Apologies are an effective means of re-establishing trust, but how many times can someone say, “I’m sorry!” until you accept it and move on?  When our children do something we don’t agree with, you may punish them — take a privilege away, withhold allowance or something else that sends them the message that they made a bad choice. 

Crises happen!  Products are recalled, natural disasters strike and scandals pop up more frequently than we would like, but they happen. Other than being prepared for the unexpected, how quickly and meaningfully a company, public official or even a spouse responds will determine how quickly trust is restored and people can move forward from blame to fixing the problem. 

Without action and apology is simply a phrase.  “I’m sorry” alone is meaningless no matter how many ways it is said. Giving out free burritos even failed for Chipotle due to their poor response from a wake of E. coli outbreaks that scared customers away. 

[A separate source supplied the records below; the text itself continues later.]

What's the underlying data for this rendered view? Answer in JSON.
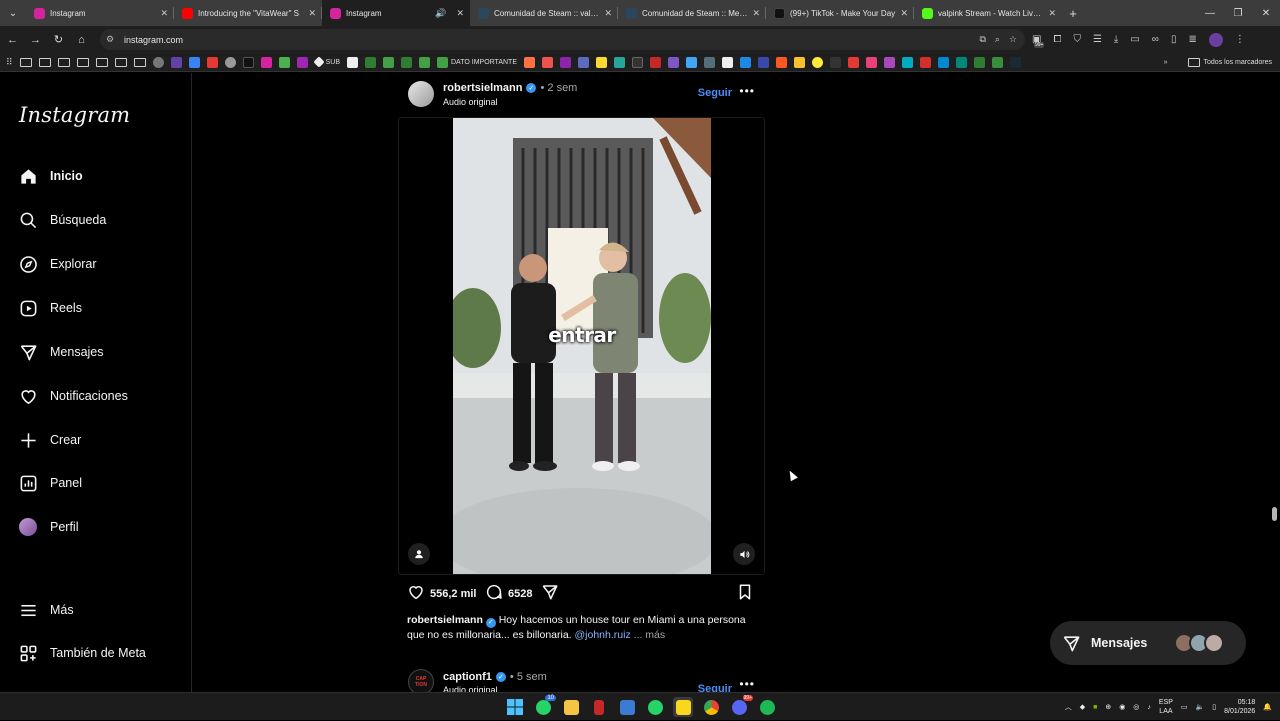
{
  "browser": {
    "tabs": [
      {
        "label": "Instagram",
        "favicon_color": "#d6249f",
        "active": false
      },
      {
        "label": "Introducing the \"VitaWear\" S",
        "favicon_color": "#ff0000",
        "active": false
      },
      {
        "label": "Instagram",
        "favicon_color": "#d6249f",
        "active": true
      },
      {
        "label": "Comunidad de Steam :: valpink",
        "favicon_color": "#1b2838",
        "active": false
      },
      {
        "label": "Comunidad de Steam :: Mercad",
        "favicon_color": "#1b2838",
        "active": false
      },
      {
        "label": "(99+) TikTok - Make Your Day",
        "favicon_color": "#111111",
        "active": false
      },
      {
        "label": "valpink Stream - Watch Live on",
        "favicon_color": "#53fc18",
        "active": false
      }
    ],
    "url": "instagram.com",
    "bookmarks": {
      "sub_label": "SUB",
      "dato_label": "DATO IMPORTANTE",
      "all_label": "Todos los marcadores"
    },
    "extension_badge": "99+"
  },
  "instagram": {
    "logo": "Instagram",
    "nav": [
      {
        "label": "Inicio",
        "icon": "home-icon"
      },
      {
        "label": "Búsqueda",
        "icon": "search-icon"
      },
      {
        "label": "Explorar",
        "icon": "compass-icon"
      },
      {
        "label": "Reels",
        "icon": "reels-icon"
      },
      {
        "label": "Mensajes",
        "icon": "messenger-icon"
      },
      {
        "label": "Notificaciones",
        "icon": "heart-icon"
      },
      {
        "label": "Crear",
        "icon": "plus-icon"
      },
      {
        "label": "Panel",
        "icon": "chart-icon"
      },
      {
        "label": "Perfil",
        "icon": "avatar"
      }
    ],
    "more_label": "Más",
    "meta_label": "También de Meta",
    "post": {
      "username": "robertsielmann",
      "time": "2 sem",
      "audio": "Audio original",
      "follow": "Seguir",
      "video_overlay_text": "entrar",
      "likes": "556,2 mil",
      "comments": "6528",
      "caption_text": "Hoy hacemos un house tour en Miami a una persona que no es millonaria... es billonaria.",
      "caption_mention": "@johnh.ruiz",
      "caption_more": "... más"
    },
    "post2": {
      "username": "captionf1",
      "time": "5 sem",
      "audio": "Audio original",
      "follow": "Seguir",
      "avatar_text": "CAP TION"
    },
    "messages_pill": "Mensajes"
  },
  "taskbar": {
    "lang_line1": "ESP",
    "lang_line2": "LAA",
    "time": "05:18",
    "date": "8/01/2026",
    "whatsapp_badge": "10",
    "discord_badge": "99+"
  }
}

After a number of Toyota vehicles experienced accelerator programs, the CEO of Toyota, Akio Toyoda made multiple apologies including on in front of world leaders at the World Economic Forum in Davos in 2010.  Toyota also took out full page ads in major US newspapers to not only apologize but to lay out a series of steps to correct the problem.  On the other hand, the apology from Volkswagen was too late, FIFA officials tried to ignore the situation and the Governor of Michigan did not act quick enough and his actions have yet to make an impact in a community now two years into their crises.  

After a crises something needs to change and change needs to be immediate where those affected can see meaningful results. Wait or delay a response and trust and ultimately your customer base will be lost. 

What about our elected officials or, celebrities we follow or athletes we idolize?  When they make bad choices, how do we punish them? And if they say “I’m sorry,” even more than once, should we accept it?

Apologies are meaningless without action behind it. What the person or company does next immediately after they made bad choices will ultimately determine how quickly they can restore trust amongst the people they broke that bond with. However, in America, an apology often presumes guilt or wrong doing, making one susceptible to litigation. 

In Flint, Mich. that trust is lost — with the state government and federal government.  Neither words nor actions can restore those affected by lead poisoning, both physically, mentally and economically back. It’s too late. The State of Michigan and EPA let the problems linger and both are pointing fingers at each other. 

They need to put their fingers down and move forward fast to try to make up for lost time. They have taken some steps moving forward to invest in Flint children, replace the aging infrastructure and find additional funding to help the community -- it is simply not moving fast enough.